Le 1er février, Jean-Paul Houlier, ancien directeur de l’hôpital d’Ajaccio, comparaissait devant la Cour de discipline budgétaire et financière de la Cour des comptes pour infractions aux règles de la dépense publique.

Le nœud de l’affaire : les conditions d’élimination des Déchets d’Activités de Soins à Risques Infectieux (DASRI). Volumineux, doivent être récupérés chaque jour et éliminés dans les 72h suivantes, selon des termes techniques très précis. Une opération régie et balisée par les règles de la santé publique.

Sur l’île, une seule société opère dans ce domaine, SaniCorse. L’hôpital d’Ajaccio a passé en 2011 un marché avec elle de 3 ans, qui s’est terminé le 31 décembre 2014.
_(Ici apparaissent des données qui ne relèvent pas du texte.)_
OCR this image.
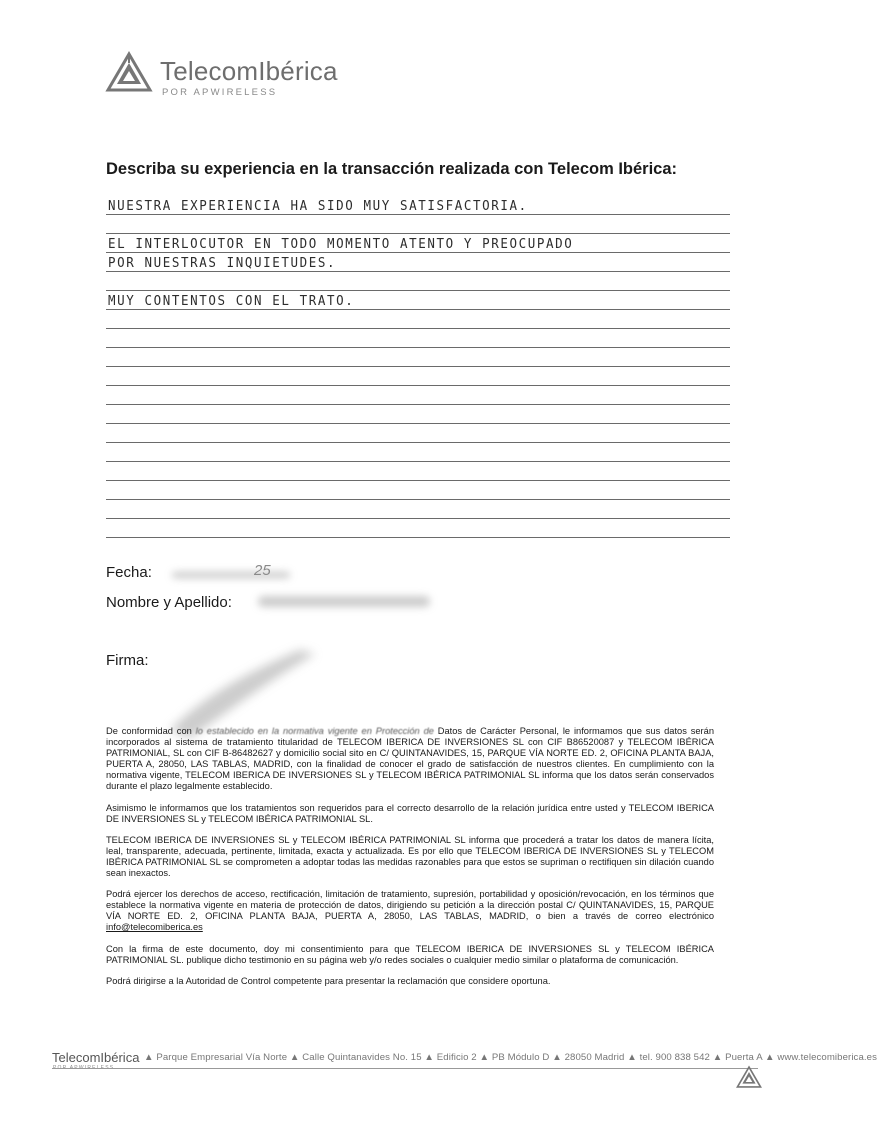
TelecomIbérica
POR APWIRELESS
Describa su experiencia en la transacción realizada con Telecom Ibérica:
NUESTRA EXPERIENCIA HA SIDO MUY SATISFACTORIA.
EL INTERLOCUTOR EN TODO MOMENTO ATENTO Y PREOCUPADO
POR NUESTRAS INQUIETUDES.
MUY CONTENTOS CON EL TRATO.
Fecha:	25
Nombre y Apellido:
Firma:

De conformidad con lo establecido en la normativa vigente en Protección de Datos de Carácter Personal, le informamos que sus datos serán incorporados al sistema de tratamiento titularidad de TELECOM IBERICA DE INVERSIONES SL con CIF B86520087 y TELECOM IBÉRICA PATRIMONIAL, SL con CIF B-86482627 y domicilio social sito en C/ QUINTANAVIDES, 15, PARQUE VÍA NORTE ED. 2, OFICINA PLANTA BAJA, PUERTA A, 28050, LAS TABLAS, MADRID, con la finalidad de conocer el grado de satisfacción de nuestros clientes. En cumplimiento con la normativa vigente, TELECOM IBERICA DE INVERSIONES SL y TELECOM IBÉRICA PATRIMONIAL SL informa que los datos serán conservados durante el plazo legalmente establecido.

Asimismo le informamos que los tratamientos son requeridos para el correcto desarrollo de la relación jurídica entre usted y TELECOM IBERICA DE INVERSIONES SL y TELECOM IBÉRICA PATRIMONIAL SL.

TELECOM IBERICA DE INVERSIONES SL y TELECOM IBÉRICA PATRIMONIAL SL informa que procederá a tratar los datos de manera lícita, leal, transparente, adecuada, pertinente, limitada, exacta y actualizada. Es por ello que TELECOM IBERICA DE INVERSIONES SL y TELECOM IBÉRICA PATRIMONIAL SL se comprometen a adoptar todas las medidas razonables para que estos se supriman o rectifiquen sin dilación cuando sean inexactos.

Podrá ejercer los derechos de acceso, rectificación, limitación de tratamiento, supresión, portabilidad y oposición/revocación, en los términos que establece la normativa vigente en materia de protección de datos, dirigiendo su petición a la dirección postal C/ QUINTANAVIDES, 15, PARQUE VÍA NORTE ED. 2, OFICINA PLANTA BAJA, PUERTA A, 28050, LAS TABLAS, MADRID, o bien a través de correo electrónico info@telecomiberica.es

Con la firma de este documento, doy mi consentimiento para que TELECOM IBERICA DE INVERSIONES SL y TELECOM IBÉRICA PATRIMONIAL SL. publique dicho testimonio en su página web y/o redes sociales o cualquier medio similar o plataforma de comunicación.

Podrá dirigirse a la Autoridad de Control competente para presentar la reclamación que considere oportuna.

TelecomIbérica ▲ Parque Empresarial Vía Norte ▲ Calle Quintanavides No. 15 ▲ Edificio 2 ▲ PB Módulo D ▲ 28050 Madrid ▲ tel. 900 838 542 ▲ Puerta A ▲ www.telecomiberica.es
Face à un appel d’offres infructueux à la mi-octobre 2014, et alors que le groupement de commande prépare le lancement d’une nouvelle procédure, M. Houlier, pressentant l’impasse dans laquelle il va se retrouver, propose à SaniCorse un prolongement de 3 mois du marché précédent. Ce qui aurait assuré le ramassage des déchets jusqu’à fin mars 2015.

Sans explication, SaniCorse a refusé cette proposition. Le directeur a alors décidé de prolonger ce marché au coup par coup, avec des bons de commande. SaniCorse a accepté, mais en augmentant ses tarifs, le prix du kilo enlevé passant en 8 mois (de janvier à août 2015) de 1,27€ à 4,30 € ! Soit une augmentation de 250% et un surcoût pour l’hôpital de 250.000€ par rapport au marché initial. Le code des marchés publics interdit cette pratique qui élimine toute concurrence, et c’est ce qui est aujourd’hui reproché à l’ancien directeur.

 

Bien que le ministère s’accroche à cette « grave » entorse aux règles du marché public, le président constate que si le directeur avait respecté cette procédure, il aurait en revanche manqué aux règles de la santé publique. Le directeur l’assume clairement : « Je n’avais pas le choix et j’ai privilégié la santé des patients et des malades en assurant l’enlèvement de ces déchets toxiques. » Juste avant son départ de Corse en août 2015, il est parvenu à signer un nouveau marché avec SaniCorse à des conditions redevenues conformes à celles du marché.

Le rapporteur public lui réclame une amende 3.000€, ce qui devant cette juridiction est une peine assez lourde. Waste Valorisation partage l’avis de la défense, selon lequel « la relaxe s’impose, tant les pratiques de SaniCorse révèlent un abus de position dominante, sournoise et déloyale ! [Aujourd’hui], 70.000 tonnes de déchets sont en attente de traitement en Corse. C’est dire que la situation dépasse le seul cadre des déchets hospitaliers… » Nous nous rangeons du côté de M. Houlier en attendant la décision de justice dans les prochaines semaines.